July, 2007:

Whiteness, A Wayward Construction
Laguna Art Museum,
March 23—July 6, 2003

University of Virginia Bayly Art Museum, October-December 23, 2004

A group exhibition exploring the identity politics of white culture in the United States. This exhibition approaches whiteness as being less about the color of skin and more about an ideology of power. This is the first museum exhibition to explore the cultural study of whiteness. All of the nearly 80 artworks selected were created between 1990 to the present. This limitation was set to be in accord with a particular development that occurs in the contemporary art world and academia in regard to theories of post-structuralism, post-colonial thought, and multiculturalism, from which the cultural study of whiteness arose in the 1990s.

 

 

 

From White to Whiteness
By Tyler Stallings


Whiteness, A Wayward Construction is an exhibition of work by twenty-eight contemporary individual artists and collaborative teams employing various media who explore representations of whiteness in the United States.
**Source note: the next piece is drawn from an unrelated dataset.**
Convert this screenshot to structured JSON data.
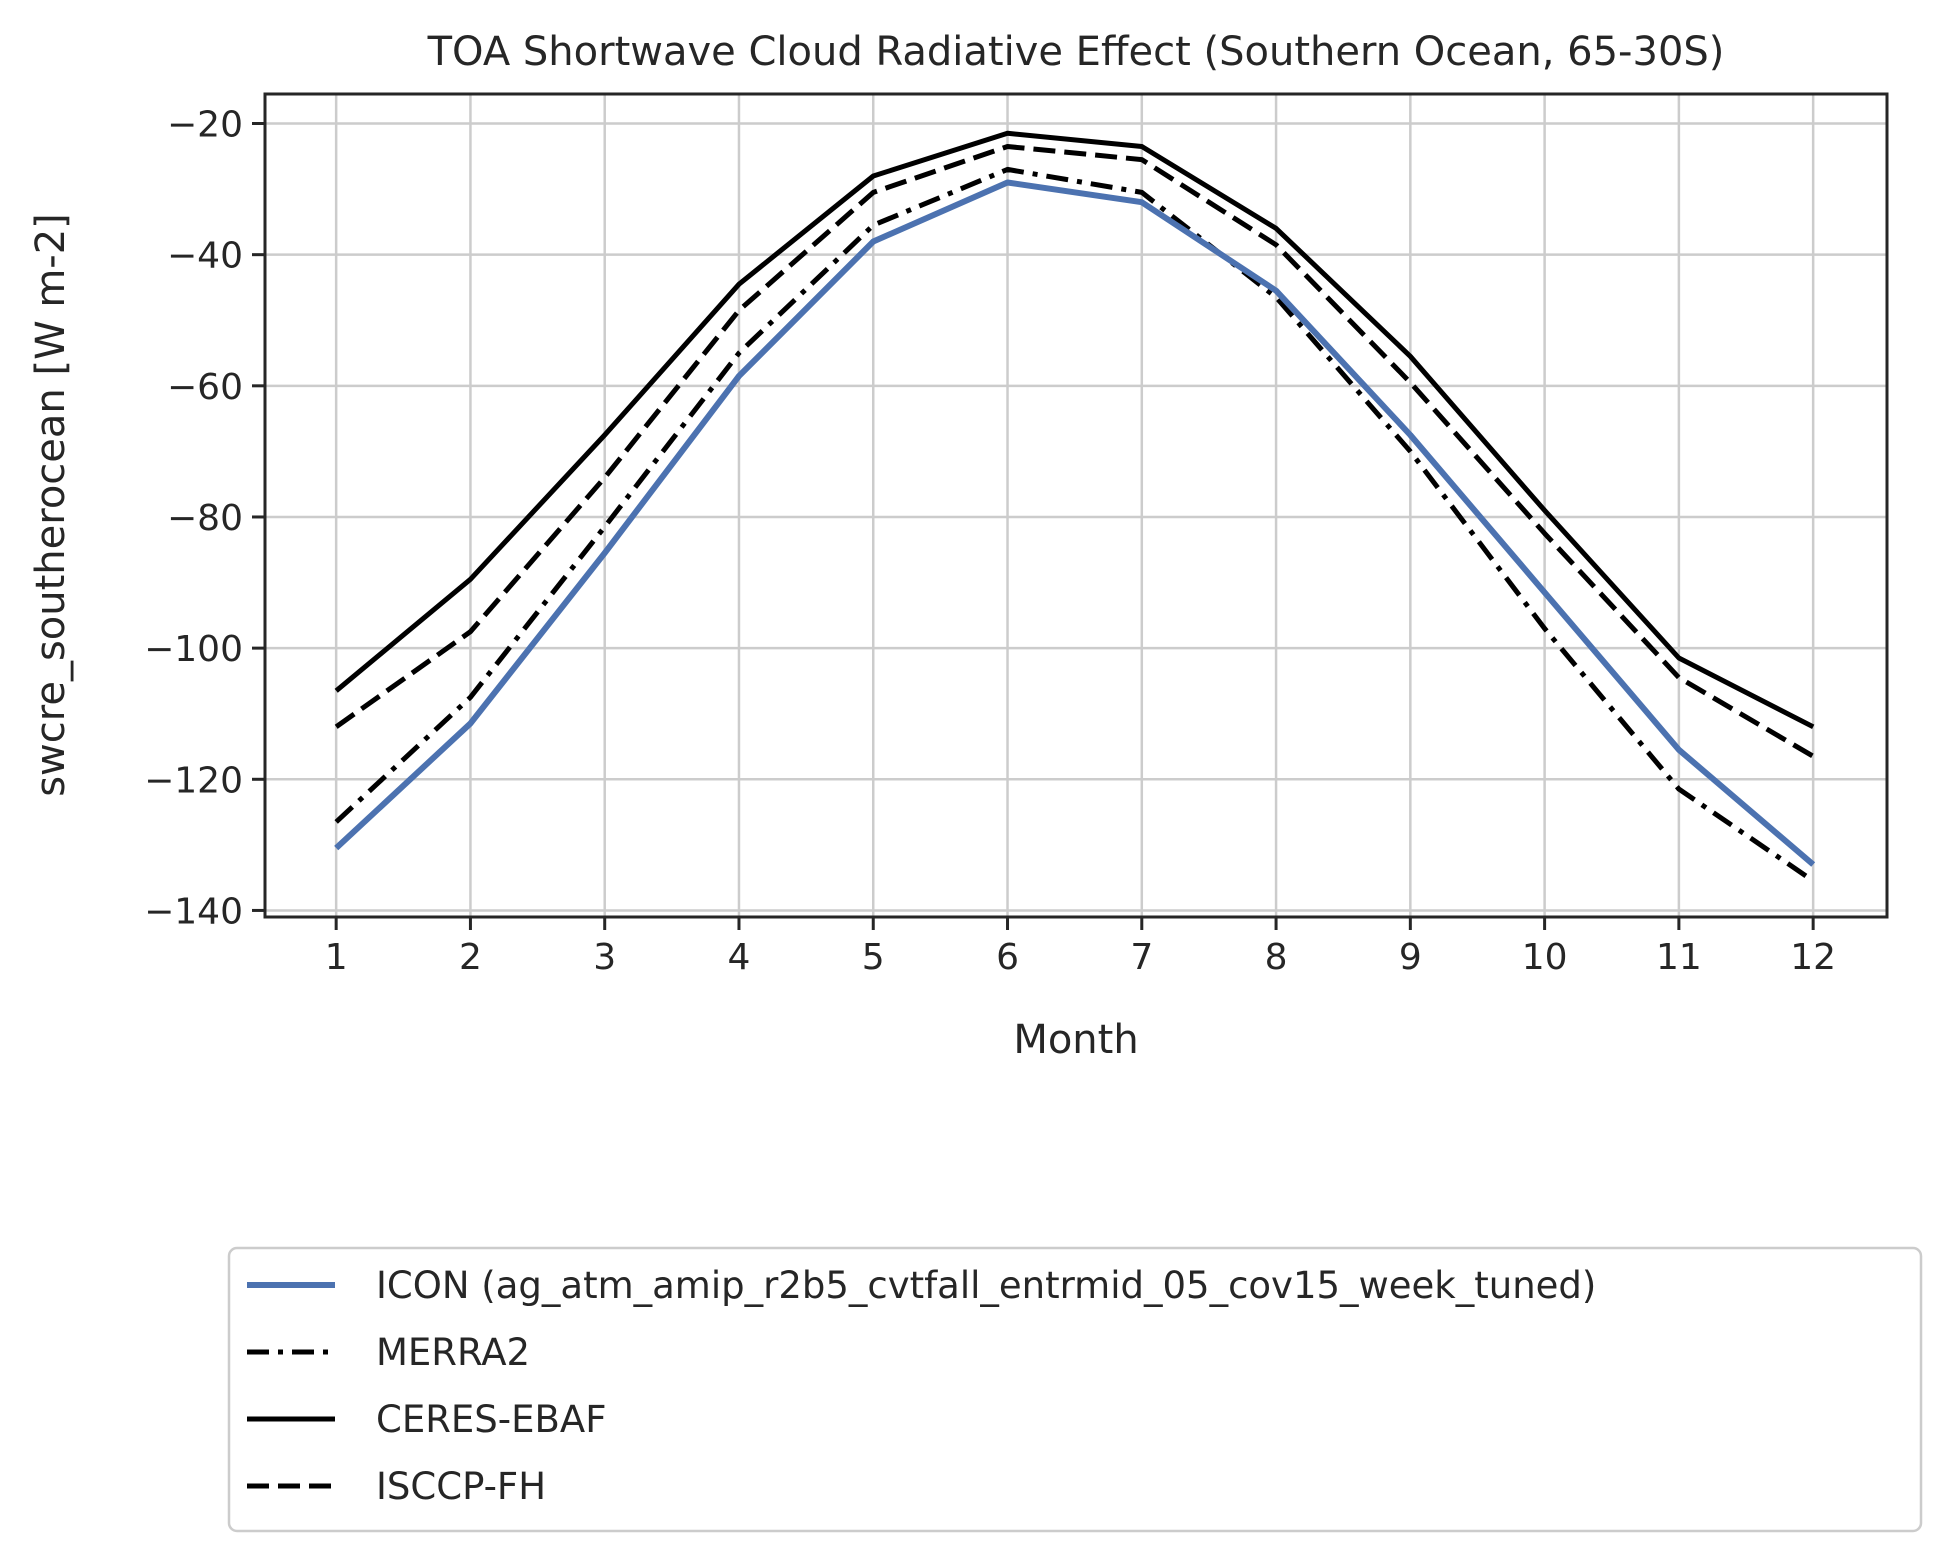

The selection of artists is not restricted to whites but includes artists of various ethnicities. The exhibition is about the image of whiteness in the public imagination and in contemporary art; it is not an analysis of particular historical developments. It approaches whiteness as being less about the color of skin and more about an ideology of power. As the title indicates, the notion of waywardness is central to the exhibition and its conception of whiteness, referring both to the wayward, or capricious, power that whiteness confers and also to its ungovernability--the impossibility of pinning a single, overarching identity on any individual. The exhibition is divided into three overlapping categories that move from the general to the specific and are meant to suggest a movement from unawareness to reflection to problematizing the white as a racial subject.